«Il Caso Spotlight» vince l'Oscar e sfida il Vaticano
Nella Boston del 2002, un team di giornalisti sfida la Chiesa Cattolica denunciando gli abusi sessuali compiuti da una settantina di sacerdoti a danno di minori
ROMA – Non è stata solo la notte di Leonardo Di Caprio. In un trepidante Dolby Theatre, la statuetta del miglior film è andata a «Il Caso Spotlight», diretto da Tom McCarthy. Il film è la riproposizione su pellicola dell'inchiesta di un team di giornalisti del Boston Globe che porta a galla le «debolezze» della Chiesa Cattolica d'oltreoceano. Aldilà dell'impeccabilità del lavoro, il film di McCarthy è tutt'altro che sottovalutabile: chiede un rendiconto concreto dei fatti al Vaticano e lo fa con tanto di prove evidenti.
Il puzzle
Siamo nel 2002 e, sotto la spinta del nuovo direttore del quotidiano di Boston, i giornalisti di Spotlight – tra i più prestigiosi team di giornalismo investigativo statunitensi – denunciano circa settanta sacerdoti dell'Arcidiocesi della città che avevano, negli anni, abusato sessualmente di alcuni minori.
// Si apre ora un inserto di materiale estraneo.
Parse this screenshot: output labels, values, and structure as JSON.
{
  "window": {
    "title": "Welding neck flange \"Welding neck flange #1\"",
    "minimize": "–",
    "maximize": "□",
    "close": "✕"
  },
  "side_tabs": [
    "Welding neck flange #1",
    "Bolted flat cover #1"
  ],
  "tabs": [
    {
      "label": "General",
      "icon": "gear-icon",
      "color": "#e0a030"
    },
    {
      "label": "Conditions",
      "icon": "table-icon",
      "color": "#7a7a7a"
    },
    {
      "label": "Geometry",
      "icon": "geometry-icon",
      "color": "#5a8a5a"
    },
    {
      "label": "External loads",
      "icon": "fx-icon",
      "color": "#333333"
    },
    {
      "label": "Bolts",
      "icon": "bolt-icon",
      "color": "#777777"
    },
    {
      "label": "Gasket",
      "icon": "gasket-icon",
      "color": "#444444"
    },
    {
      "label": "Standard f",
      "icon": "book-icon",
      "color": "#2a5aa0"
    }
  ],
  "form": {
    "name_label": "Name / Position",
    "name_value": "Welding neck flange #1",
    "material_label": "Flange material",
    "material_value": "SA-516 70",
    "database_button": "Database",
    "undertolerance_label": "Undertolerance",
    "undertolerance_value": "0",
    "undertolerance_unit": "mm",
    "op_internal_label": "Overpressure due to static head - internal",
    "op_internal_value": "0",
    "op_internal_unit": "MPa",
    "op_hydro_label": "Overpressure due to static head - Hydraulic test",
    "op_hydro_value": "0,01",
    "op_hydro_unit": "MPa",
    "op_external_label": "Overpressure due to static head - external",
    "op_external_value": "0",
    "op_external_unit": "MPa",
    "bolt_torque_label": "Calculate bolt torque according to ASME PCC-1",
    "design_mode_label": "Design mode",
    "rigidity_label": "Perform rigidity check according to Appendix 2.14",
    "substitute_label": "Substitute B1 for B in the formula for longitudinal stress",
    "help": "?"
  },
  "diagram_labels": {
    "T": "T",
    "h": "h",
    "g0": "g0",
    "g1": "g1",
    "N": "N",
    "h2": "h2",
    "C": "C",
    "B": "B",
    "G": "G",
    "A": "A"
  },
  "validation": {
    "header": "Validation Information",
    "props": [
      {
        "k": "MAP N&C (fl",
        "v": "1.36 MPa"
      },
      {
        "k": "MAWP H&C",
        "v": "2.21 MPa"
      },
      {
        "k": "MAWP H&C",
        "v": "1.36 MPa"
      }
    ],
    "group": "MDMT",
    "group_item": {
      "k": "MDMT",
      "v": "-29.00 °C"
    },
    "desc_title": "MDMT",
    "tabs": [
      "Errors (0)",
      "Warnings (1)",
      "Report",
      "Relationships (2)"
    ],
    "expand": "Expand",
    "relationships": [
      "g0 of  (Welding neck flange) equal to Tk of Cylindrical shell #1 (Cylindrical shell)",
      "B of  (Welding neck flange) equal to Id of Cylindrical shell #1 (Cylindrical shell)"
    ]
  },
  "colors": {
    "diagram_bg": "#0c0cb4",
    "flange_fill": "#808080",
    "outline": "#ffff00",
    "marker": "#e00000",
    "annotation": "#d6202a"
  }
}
Abusi, questi, che, tramite la mediazione di uno studio legale, erano stati sistematicamente e sapientemente insabbiati. Il film racconta la ricostruzione minuziosa e faticosa del puzzle degli abusi, con la ricerca delle vittime e di tutte le prove necessarie per poter sbattere in prima pagina una verità che avrebbe cambiato la vita di buona parte della cattolica Boston. Coscienti di suscitare le ire di un'istituzione tanto potente quanto autorevole, i giornalisti del Globe sono disposti a sfidare la Chiesa pur di rendere giustizia alle vittime e alle sofferenze subite. L'inchiesta verrà terminata e pubblicata quello stesso anno, per poi vincere il Premio Pulitzer di pubblico servizio al quotidiano nel 2003.
L'appello al Vaticano
La storia raccontata da «Il Caso Spotlight» tira in ballo per forza di cose il Vaticano. E lo fa in modo diretto, senza mezze misure. «Lo scandalo rivelato dalla squadra investigativa Spotlight del Globe ha finito per assumere un’eco mondiale. Quattordici anni dopo, la chiesa cattolica continua a dover rispondere del perché ha nascosto comportamenti così gravi su scala così ampia e dell’adeguatezza delle sue riforme», commenta dal suo Washington Post Martin Baron, l'allora direttore del Boston Globe che si fece promotore dell'inchiesta. Importanti anche le parole del regista del film: McCarthy spiega, infatti, che il film è stato prodotto sì «per tutti i giornalisti che fanno inchiesta», ma anche «per i sopravvissuti, il cui coraggio è di ispirazione per tutti noi». A calcare la mano con i commenti al premio Oscar è sicuramente il produttore del film, Michael Sugar, che, rivolgendosi direttamente alle alte sfere del Vaticano chiede che la Santa Sede faccia qualcosa per le vittime degli abusi: «Questo premio dà voce ai sopravvissuti. Una voce che arriverà al Vaticano. Papa Francesco, è arrivato il momento di proteggere i bambini».